The Wall Street Journal once ran a great series of articles regarding successful people and early failures that helped make them more successful in the long run. The articles feature numerous successful individuals including Ted Turner, Tom Brokaw, Meredith Vieira, and Dale Carnegie Training’s Most Successful Graduate, Warren Buffett.
Here is an excerpt from one of the articles where Warren Buffet talks about lessons learned from rejection and the value of Dale Carnegie Training:
“The truth is, everything that has happened in my life … that I thought was a crushing event at the time, has turned out for the better,” Mr. Buffett says. With the exception of health problems, he says, setbacks teach “lessons that carry you along. You learn that a temporary defeat is not a permanent one. In the end, it can be an opportunity.”
Mr. Buffett regards his rejection at age 19 by Harvard Business School as a pivotal episode in his life. Looking back, he says Harvard wouldn’t have been a good fit. But at the time, he “had this feeling of dread” after being rejected in an admissions interview in Chicago, and a fear of disappointing his father.
As it turned out, his father responded with “only this unconditional love … an unconditional belief in me,” Mr. Buffett says. Exploring other options, he realized that two investing experts he admired, Benjamin Graham and David Dodd, were teaching at Columbia’s graduate business school. He dashed off a late application, where by a stroke of luck it was fielded and accepted by Mr. Dodd. From these mentors, Mr. Buffett says he learned core principles that guided his investing. The Harvard rejection also benefited Columbia; the family gave more than $12 million to Columbia in 2008 through the Susan Thompson Buffett Foundation, based on tax filings.

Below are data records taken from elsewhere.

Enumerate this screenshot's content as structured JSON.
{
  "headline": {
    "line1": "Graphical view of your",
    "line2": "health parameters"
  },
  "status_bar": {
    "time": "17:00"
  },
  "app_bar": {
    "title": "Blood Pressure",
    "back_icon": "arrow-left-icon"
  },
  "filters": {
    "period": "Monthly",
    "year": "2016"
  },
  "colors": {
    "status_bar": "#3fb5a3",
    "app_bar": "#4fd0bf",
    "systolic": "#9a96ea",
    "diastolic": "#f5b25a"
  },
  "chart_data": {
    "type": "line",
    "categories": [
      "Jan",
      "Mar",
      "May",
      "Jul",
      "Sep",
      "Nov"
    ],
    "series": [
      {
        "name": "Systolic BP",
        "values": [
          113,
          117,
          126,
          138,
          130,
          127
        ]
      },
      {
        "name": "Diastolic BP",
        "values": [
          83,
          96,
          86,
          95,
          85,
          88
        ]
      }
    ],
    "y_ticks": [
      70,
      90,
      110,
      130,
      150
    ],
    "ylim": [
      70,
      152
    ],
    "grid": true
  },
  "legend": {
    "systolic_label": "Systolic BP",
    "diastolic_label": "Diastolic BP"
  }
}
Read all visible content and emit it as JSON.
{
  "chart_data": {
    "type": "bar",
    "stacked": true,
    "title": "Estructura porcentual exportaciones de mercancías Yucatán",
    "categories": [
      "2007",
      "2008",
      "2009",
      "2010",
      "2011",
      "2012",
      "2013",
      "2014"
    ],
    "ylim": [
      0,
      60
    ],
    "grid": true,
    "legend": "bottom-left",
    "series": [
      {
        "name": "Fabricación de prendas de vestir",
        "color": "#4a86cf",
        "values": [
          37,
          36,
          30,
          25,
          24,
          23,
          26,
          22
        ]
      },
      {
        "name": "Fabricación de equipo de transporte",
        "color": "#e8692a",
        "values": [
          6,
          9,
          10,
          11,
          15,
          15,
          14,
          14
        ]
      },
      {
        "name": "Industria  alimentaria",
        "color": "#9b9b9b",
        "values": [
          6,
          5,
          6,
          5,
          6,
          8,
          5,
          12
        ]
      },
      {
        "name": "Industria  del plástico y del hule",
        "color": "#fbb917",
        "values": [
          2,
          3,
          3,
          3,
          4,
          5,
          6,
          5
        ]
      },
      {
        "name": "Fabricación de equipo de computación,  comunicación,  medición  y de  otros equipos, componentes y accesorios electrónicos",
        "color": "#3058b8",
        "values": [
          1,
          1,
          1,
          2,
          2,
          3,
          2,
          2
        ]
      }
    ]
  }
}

The lesson of negatives becoming positives has proven true repeatedly, Mr. Buffett says. He was terrified of public speaking—so much so that when he was young he sometimes threw up before giving an address. So he enrolled in a Dale Carnegie public speaking course and says the skills he learned there enabled him to woo his future wife, Susan Thompson, a “champion debater,” he says. “I even proposed to my wife during the course,” he says. “If I had been only a mediocre speaker I might not have taken it.”